Le opere installate ad Arte Sella sono in continua mutazione. Quelle già presenti a volte subiscono la forza incontenibile della natura, mentre di nuove ne vengono aggiunte continuamente ogni anno, andando ad arricchire ed ingrandire il parco.

Nel 2019 ne sono state aggiunte diverse e, tra queste, anche l’Urlo di Vaia, scaturita dalla furiosa tempesta Vaia (appunto!) che il 29 e 30 ottobre 2018 che ha portato fortissimi venti e temporali sulla montagna, danneggiando anche qualche opera.

Malga Costa ^

La nostra visita a Malga Costa comincia dopo aver posteggiato l’automobile nel vicino parcheggio. Già arrivando qui, ancora prima di giungere alla biglietteria, vediamo alcune opere di Arte Sella lungo il nostro tragitto, già immerso nella natura.

Cerca di Roberto Conte del 2012 ^

Cerca è la prima opera che vediamo, che ci si presenta come un grande cannocchiale rivolto verso le montagne. L’opera viene infatti presentata come un contenitore per gli sguardi. Conte invita i visitatori ad interagire con la sua opera, creando una relazione con ciò che si può percepire come anima del mondo, pronta ad essere cercata.

Spaventapasseri di Tobia Scarpa del 2010 ^

A pochi passi di distanza, sempre sul lato sinistro del sentiero, troviamo lo Spaventapasseri una struttura in metallo integrata praticamente nel cortile del ristorante. Solitamente questo strumento è inserito nei campi dove si trova contestualizzato alla sua funzione. In questo caso è invece estrapolato e diventa quasi un elemento didattico per chi si trova qui. All’interno della struttura in metallo sono inserite delle teste stilizzate di civetta, ottenute piegando il materiale con curve logaritmiche poi specchiate. Nell’opera si trovano anche elementi che richiamano la sequenza di Fibonacci e la sezione aurea, a voler quasi sottolineare il rapporto tra l’opera e la natura.

Spaventapasseri di Tobia Scarpa - Arte Sella

L’urlo di Vaia di Vera Bonaventura e Roberto Mainardi del 2019 ^

La tempesta Vaia del 2018, oltre a portare distruzione, ha anche acceso la creatività degli artisti e, prima di cominciare il percorso nel bosco, ci si può sedere in una stanza totalmente al buio per fruire dell’opera sonora che ne è scaturita. Nell’Urlo di Vaia si ascoltano per diversi minuti suoni della natura prorompente registrati proprio nel bosco durante quei due giorni. Sarà un’esperienza emozionante che ci mette davanti alla forza esplosiva della natura.

In appena cinque ore alla fine di ottobre, la furia della natura si è abbattuta sulla Val di Sella ed ha sradicato 14 milioni di alberi. Nell’opera è possibile rivivere, almeno in parte, questa tempesta e diventare testimoni di quanto avvenuto qui.

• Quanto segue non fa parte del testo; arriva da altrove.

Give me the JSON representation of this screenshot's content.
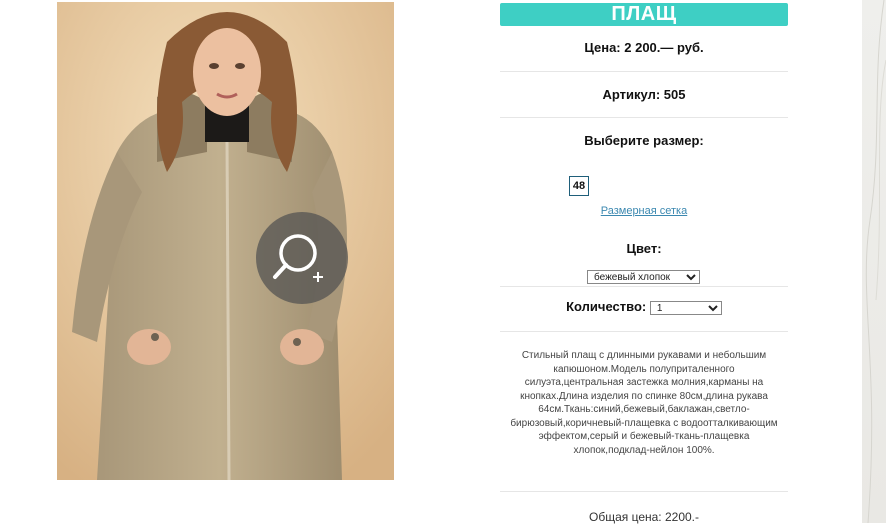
{
  "product": {
    "title": "ПЛАЩ",
    "price": "Цена: 2 200.— руб.",
    "article": "Артикул: 505",
    "choose_size_label": "Выберите размер:",
    "sizes": [
      "48"
    ],
    "size_chart_link": "Размерная сетка",
    "color_label": "Цвет:",
    "color_selected": "бежевый хлопок",
    "quantity_label": "Количество:",
    "quantity_selected": "1",
    "description": "Стильный плащ с длинными рукавами и небольшим капюшоном.Модель полуприталенного силуэта,центральная застежка молния,карманы на кнопках.Длина изделия по спинке 80см,длина рукава 64см.Ткань:синий,бежевый,баклажан,светло-бирюзовый,коричневый-плащевка с водоотталкивающим эффектом,серый и бежевый-ткань-плащевка хлопок,подклад-нейлон 100%.",
    "total": "Общая цена: 2200.-"
  },
  "image": {
    "zoom_icon": "zoom-in-icon"
  },
  "colors": {
    "accent": "#3ecfc4",
    "link": "#3b88b0"
  }
}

Dacci oggi il nostro pane di Ginette Caron del 2019 ^

L’opera Dacci oggi il nostro pane segna praticamente l’ingresso ad Arte Sella in Malga Costa. Da qui è infatti necessario avere il biglietto di ingresso per proseguire nella visita. Quest’opera fa parte di un progetto più ampio cominciato con Expo 2015 che ha visto questo messaggio di pace girare varie parti del mondo in diverse lingue. Ad Arte Sella è proposto in tedesco. L’opera è stata posizionata in un punto estremamente significativo: dove correva la trincea che separava l’Italia dall’impero austro ungarico durante la prima guerra mondiale.

Dacci oggi il nostro pane di Ginette Caron

Il vento di Sella di Anthony Howe del 2014 ^

Quando giungiamo ad Arte Sella possiamo vedere in Il Vento di Sella i risultati della tempesta Vaia: l’opera è infatti appoggiata a terra e un albero divelto vi riposa al fianco. Originariamente questa grande elica era sospesa tra due tronchi e si muoveva con il vento che soffiava tra le fronde.

L’opera faceva un parallelismo tra il vento che soffia e il tempo che passa. Due cose all’apparenza intangibili, ma delle quali si possono osservare i risultati.

Attraversare l’anima di Will Beckers del 2015 ^

L’opera Attraversare l’anima è decisamente sorprendente. Nasce dal terreno e si sviluppa correndo fino ad un albero, sul quale sale e crea un bozzo. Will Beckers è specializzato in opere site specific di land art, dove indaga il rapporto dei singoli con la natura. Questa specifica installazione simboleggia il modo in cui attraversiamo la vita e giungiamo all’eternità, tornando a Madre Natura.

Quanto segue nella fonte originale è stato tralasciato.